Furibond, Mika sauta de son rebord de table et traversa le toit pour descendre les escaliers du bâtiment. Kensei, lui, fila à l'anglaise au club de mécanique. Quel lâche !
Je m'avançai vers Lucie, le pas traînant et les dents serrées.
« Fais-moi plaisir, dégoise les cinq premiers défauts de Kensei qui te passent par la tête.
— Tu iras mieux après ? m'interrogea-t-elle, le regard voilé de cynisme.
— Oui !
— Jaloux, provocateur, excessif, têtu, possessif. Alors, comment tu te sens ? Mieux ?
— Mouais... dis-je en faisant la moue.
— Donne-moi les miens, m'ordonna-t-elle. Ça me fera du bien.
Quelle étrangeté, cette fille ! Elle venait d'endurer une extermination capillaire et maintenant, elle exigeait d'être agressée verbalement !
Je me penchai en arrière, la mâchoire levée au ciel, faisant mine de me livrer à une réflexion ardue.
— Marrante, spontanée, franche, intelligente, brave.
Lucie me demanda si je me moquai d'elle.
— Nan, c'est pour te culpabiliser.
— Je vais te les donner moi-même alors ! Individualiste, manipulatrice, secrète, inquisitrice, obstinée.
Je pinçai la bouche en cul de poule et agitai la tête.
— Pas faux. C'est bon, t'as fait ta thérapie ?
— Oui, affirma-t-elle. Parfois on sait tellement bien vivre avec nos défauts qu'on oublie à quel point ils peuvent être incommodants pour les autres.
— Il te faut ça pour soulager ta conscience ? Je deviens taré avec toi !
— C'était le cas avant, espèce de grand opossum transgénique !
— Moi au moins, j'ai plus de poils que toi sur le caillou !
— Même pas vrai... » répondit-elle en haussant les épaules.
Je la regardai Lucie descendre les escaliers pour retourner dans le secrétariat. J'avais le sentiment que Kensei l'avait humiliée. De si beaux cheveux !
« Minoru, tu te remets ? m'interpela Takeo. Je hochai la tête, saturé d'une rage noire que je peinai à maîtriser. Et dire que Kensei et moi étions amis depuis le collège...
Kensei eut pu se contenter de l'enguirlander, de faire la tronche. Non. Il avait fallu qu'il la rabaisse. Il se fichait de son pardon. Ce qu'il voulait, c'était une bonne dose de reconnaissance, de prosternation, de soumission. Il était vieux jeu et tenait trop à son prestige, à son honneur.
Le pire était que ça fonctionnait ! Lucie continuait à l'aimer même si je devinais qu'au fond, elle savait que la fureur chez Kensei n'était qu'un état passager.
Lucie avait beau se donner des défauts, c'était dans sa nature de se mettre à la place des gens. Elle ne rejetait jamais vos excuses, ne repoussait pas vos approches et savait pardonner. Elle me donnait l'impression d'être une sorte de vétérane de la compassion, quelqu'un de sage sur qui on pouvait compter.
Kensei ne connaissait pas sa chance ! Il se laissait submerger par la colère et elle, pauvre agneau, se faisait bouffer toute crue.
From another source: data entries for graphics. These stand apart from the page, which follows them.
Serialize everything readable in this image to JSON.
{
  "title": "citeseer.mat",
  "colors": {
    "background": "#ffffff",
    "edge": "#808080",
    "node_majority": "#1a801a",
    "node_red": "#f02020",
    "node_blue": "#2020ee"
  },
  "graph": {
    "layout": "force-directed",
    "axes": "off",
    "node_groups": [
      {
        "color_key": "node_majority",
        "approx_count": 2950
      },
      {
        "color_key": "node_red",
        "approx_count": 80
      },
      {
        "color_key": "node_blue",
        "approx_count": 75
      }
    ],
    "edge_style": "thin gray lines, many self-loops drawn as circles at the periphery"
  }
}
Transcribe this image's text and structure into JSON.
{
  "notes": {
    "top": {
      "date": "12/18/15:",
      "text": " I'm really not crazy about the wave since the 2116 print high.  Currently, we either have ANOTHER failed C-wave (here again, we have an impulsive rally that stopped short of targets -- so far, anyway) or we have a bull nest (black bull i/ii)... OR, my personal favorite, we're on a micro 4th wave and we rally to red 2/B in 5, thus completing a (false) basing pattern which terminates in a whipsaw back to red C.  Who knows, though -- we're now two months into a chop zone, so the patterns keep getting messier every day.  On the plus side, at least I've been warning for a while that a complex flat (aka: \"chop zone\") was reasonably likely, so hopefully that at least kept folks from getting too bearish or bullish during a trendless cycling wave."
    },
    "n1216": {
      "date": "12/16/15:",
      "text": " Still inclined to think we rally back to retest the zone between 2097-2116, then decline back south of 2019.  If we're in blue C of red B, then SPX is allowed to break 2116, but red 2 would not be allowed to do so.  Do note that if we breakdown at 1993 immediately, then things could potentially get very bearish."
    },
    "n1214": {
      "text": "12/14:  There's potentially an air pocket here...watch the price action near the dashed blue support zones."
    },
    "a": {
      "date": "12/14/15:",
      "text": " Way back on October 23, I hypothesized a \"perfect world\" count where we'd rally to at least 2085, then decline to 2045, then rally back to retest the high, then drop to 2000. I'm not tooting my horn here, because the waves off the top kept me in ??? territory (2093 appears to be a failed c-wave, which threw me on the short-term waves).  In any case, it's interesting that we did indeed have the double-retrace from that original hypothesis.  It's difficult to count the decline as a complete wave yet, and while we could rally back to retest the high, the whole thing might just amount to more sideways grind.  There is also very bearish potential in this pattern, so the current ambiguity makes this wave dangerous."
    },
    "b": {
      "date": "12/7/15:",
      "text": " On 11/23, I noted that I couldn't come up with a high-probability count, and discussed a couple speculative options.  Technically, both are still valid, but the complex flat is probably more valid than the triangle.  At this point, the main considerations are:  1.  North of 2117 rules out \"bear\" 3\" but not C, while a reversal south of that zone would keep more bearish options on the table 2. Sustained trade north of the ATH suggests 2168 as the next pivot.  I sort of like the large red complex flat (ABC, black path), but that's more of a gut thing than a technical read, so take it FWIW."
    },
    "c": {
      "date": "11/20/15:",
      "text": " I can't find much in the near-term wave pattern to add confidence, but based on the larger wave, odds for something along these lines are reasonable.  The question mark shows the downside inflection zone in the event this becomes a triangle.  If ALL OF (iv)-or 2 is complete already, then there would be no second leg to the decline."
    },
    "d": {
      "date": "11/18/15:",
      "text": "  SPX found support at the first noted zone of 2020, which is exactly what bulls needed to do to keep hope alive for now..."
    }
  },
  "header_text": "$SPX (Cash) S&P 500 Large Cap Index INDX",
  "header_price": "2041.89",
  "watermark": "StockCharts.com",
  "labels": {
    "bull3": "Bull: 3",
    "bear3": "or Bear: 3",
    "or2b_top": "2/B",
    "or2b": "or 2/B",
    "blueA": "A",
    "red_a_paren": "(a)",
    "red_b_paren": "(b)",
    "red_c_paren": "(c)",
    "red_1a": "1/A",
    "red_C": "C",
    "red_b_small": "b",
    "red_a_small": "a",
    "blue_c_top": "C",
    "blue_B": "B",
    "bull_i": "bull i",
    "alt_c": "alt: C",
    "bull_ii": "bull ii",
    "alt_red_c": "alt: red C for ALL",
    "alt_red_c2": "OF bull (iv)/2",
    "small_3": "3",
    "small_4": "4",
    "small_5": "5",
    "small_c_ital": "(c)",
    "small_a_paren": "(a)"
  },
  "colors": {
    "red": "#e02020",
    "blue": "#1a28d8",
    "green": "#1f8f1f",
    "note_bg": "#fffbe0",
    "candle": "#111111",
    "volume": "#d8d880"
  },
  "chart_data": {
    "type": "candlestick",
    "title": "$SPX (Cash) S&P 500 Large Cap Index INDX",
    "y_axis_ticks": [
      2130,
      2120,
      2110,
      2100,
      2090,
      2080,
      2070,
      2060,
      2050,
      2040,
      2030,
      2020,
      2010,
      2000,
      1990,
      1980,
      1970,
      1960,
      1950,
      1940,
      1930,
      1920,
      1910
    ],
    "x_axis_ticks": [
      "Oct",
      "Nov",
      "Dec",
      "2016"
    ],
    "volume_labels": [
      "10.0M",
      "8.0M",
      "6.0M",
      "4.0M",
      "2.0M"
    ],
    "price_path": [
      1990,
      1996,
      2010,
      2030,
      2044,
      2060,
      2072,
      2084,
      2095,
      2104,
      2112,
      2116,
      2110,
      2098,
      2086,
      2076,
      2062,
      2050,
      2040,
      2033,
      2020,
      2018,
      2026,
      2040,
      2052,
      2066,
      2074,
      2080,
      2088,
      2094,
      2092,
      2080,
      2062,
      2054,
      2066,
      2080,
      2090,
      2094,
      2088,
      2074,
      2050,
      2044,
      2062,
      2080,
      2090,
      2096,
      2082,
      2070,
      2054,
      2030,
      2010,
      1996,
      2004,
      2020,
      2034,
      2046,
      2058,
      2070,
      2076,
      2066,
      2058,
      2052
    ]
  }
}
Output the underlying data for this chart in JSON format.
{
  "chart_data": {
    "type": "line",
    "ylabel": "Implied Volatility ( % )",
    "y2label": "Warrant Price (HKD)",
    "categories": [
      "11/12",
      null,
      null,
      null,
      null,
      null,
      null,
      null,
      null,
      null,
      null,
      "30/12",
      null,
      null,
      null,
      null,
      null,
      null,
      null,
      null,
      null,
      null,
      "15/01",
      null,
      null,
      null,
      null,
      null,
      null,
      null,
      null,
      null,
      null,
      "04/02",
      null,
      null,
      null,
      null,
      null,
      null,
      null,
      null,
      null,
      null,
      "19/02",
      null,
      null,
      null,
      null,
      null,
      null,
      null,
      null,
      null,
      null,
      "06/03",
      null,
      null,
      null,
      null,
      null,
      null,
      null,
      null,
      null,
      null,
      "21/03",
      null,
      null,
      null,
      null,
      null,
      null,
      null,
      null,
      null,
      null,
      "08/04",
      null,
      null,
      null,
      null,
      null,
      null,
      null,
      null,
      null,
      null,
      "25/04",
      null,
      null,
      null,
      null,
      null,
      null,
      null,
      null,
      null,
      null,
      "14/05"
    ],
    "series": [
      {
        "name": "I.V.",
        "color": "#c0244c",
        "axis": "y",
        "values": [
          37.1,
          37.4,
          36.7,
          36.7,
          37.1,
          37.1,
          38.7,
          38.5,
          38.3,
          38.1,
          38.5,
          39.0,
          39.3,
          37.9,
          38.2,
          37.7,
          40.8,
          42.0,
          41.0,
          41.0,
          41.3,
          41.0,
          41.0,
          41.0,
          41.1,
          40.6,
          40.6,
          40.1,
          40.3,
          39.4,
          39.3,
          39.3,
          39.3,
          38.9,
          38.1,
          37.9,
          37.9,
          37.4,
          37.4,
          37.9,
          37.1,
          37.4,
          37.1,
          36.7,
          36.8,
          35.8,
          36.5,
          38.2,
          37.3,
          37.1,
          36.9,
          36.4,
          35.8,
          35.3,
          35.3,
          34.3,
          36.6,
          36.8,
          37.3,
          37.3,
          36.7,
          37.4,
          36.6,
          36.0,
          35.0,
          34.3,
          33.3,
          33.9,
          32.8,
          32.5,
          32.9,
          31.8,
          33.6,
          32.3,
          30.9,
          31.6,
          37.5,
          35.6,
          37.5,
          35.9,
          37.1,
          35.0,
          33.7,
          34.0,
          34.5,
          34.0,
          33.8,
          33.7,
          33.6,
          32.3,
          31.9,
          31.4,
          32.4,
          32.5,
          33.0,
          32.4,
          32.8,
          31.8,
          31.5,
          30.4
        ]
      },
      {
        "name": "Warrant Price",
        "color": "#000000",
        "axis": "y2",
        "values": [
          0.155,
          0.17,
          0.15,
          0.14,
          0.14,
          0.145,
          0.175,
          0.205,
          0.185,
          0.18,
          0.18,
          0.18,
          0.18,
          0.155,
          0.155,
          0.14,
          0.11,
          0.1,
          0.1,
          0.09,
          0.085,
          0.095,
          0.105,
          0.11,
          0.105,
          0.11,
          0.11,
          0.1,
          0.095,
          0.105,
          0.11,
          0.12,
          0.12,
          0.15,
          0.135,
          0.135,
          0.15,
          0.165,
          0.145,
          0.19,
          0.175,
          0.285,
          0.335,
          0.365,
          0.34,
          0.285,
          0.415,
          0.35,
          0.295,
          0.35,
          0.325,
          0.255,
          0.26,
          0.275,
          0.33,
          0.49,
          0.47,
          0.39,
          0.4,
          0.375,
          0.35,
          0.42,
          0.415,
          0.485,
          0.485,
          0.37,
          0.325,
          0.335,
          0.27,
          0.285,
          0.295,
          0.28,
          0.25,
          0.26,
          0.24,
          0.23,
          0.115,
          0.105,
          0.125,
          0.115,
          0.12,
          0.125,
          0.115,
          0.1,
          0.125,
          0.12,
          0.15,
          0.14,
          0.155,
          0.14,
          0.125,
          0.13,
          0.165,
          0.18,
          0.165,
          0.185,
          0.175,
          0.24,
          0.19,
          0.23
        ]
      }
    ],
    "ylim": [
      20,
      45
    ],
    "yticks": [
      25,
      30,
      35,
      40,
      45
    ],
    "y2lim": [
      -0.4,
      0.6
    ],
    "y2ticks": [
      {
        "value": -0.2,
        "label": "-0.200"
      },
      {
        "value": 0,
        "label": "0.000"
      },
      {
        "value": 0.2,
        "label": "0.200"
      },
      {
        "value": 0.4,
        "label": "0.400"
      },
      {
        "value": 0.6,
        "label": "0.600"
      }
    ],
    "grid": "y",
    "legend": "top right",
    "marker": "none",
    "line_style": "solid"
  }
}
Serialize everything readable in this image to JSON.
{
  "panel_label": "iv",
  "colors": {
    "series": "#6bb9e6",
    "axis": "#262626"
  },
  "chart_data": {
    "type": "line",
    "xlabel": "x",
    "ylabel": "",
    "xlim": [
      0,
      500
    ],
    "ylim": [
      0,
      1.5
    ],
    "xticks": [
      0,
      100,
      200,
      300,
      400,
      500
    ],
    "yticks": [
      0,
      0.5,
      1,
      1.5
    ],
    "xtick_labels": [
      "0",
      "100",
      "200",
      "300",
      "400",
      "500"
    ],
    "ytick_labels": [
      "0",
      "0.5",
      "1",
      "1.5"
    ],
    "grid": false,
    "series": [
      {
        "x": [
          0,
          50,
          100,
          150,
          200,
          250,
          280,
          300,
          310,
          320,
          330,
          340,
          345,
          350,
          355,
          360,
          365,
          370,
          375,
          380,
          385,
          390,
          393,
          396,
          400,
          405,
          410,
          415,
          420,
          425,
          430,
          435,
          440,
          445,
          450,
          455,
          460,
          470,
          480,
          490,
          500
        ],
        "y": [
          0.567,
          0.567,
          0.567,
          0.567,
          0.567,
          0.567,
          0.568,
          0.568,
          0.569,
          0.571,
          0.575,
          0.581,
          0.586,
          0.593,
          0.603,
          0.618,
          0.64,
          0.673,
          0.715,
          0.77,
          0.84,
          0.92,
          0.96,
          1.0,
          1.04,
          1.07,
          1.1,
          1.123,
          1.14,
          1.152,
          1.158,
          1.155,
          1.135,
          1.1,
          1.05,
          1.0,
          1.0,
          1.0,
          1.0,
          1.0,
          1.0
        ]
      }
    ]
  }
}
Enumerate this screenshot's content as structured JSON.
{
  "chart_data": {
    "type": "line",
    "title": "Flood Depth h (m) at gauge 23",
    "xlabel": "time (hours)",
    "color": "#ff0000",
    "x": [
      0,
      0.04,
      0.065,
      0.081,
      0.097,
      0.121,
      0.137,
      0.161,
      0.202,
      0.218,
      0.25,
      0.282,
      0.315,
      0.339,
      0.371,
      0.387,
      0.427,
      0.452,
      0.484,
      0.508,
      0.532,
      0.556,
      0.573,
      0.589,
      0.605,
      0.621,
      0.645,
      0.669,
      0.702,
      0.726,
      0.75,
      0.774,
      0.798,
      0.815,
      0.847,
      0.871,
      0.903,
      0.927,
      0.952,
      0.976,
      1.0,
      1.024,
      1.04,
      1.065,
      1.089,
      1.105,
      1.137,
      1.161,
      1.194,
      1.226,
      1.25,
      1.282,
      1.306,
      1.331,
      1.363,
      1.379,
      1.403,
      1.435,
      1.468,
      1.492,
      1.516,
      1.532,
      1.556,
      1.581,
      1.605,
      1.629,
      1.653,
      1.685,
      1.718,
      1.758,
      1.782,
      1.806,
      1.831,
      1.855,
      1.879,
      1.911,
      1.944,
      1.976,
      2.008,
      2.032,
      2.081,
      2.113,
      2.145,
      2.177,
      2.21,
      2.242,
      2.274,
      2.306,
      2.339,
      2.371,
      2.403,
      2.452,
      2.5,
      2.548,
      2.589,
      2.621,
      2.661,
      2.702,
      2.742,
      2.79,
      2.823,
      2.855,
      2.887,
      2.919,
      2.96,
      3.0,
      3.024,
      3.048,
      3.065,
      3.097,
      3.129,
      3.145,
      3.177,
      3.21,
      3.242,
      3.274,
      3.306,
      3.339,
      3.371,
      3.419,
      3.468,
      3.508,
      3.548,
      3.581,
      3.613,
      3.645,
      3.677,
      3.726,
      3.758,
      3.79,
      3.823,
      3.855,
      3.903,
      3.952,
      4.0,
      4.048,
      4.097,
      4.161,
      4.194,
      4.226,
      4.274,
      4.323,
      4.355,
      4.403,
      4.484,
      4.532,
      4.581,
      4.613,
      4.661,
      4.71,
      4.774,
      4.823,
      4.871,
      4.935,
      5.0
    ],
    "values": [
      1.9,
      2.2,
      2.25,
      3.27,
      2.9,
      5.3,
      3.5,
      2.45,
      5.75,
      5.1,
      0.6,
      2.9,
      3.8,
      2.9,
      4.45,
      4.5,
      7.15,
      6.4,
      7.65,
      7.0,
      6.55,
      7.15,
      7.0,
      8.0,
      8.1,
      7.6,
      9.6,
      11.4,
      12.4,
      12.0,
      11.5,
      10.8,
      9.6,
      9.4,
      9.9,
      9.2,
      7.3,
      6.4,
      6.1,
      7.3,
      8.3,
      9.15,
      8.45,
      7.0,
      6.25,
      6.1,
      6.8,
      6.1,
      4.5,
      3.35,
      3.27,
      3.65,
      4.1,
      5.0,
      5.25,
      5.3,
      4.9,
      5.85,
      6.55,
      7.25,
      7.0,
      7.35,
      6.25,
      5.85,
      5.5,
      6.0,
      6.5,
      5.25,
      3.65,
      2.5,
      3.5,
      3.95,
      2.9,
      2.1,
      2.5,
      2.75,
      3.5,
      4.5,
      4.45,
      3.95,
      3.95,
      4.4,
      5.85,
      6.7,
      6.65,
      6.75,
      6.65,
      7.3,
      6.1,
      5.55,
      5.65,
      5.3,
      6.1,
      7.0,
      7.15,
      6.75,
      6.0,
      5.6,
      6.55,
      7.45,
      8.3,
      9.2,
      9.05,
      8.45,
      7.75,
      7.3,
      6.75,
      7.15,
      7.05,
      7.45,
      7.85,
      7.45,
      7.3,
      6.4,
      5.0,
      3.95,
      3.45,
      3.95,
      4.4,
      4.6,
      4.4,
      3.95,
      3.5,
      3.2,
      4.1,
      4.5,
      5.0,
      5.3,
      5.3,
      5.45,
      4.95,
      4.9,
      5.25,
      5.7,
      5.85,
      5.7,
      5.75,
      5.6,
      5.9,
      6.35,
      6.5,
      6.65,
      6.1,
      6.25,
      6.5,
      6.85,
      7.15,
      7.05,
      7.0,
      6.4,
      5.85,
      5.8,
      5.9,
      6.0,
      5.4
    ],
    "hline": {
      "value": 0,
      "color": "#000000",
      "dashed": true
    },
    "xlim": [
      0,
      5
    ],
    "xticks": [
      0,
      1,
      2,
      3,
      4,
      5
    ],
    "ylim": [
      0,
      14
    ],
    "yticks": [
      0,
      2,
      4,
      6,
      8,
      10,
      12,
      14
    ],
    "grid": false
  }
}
Ce n'était pas la première fois.
L'aiguillon de l'exaspération excita ma gorge. Je crachai par terre. J'avais besoin de me défouler.
Je donnai un coup de pied dans une canette de bière qui fit un vol plané à travers le toit et à mon tour, franchis la porte pour rejoindre le club d'athlétisme.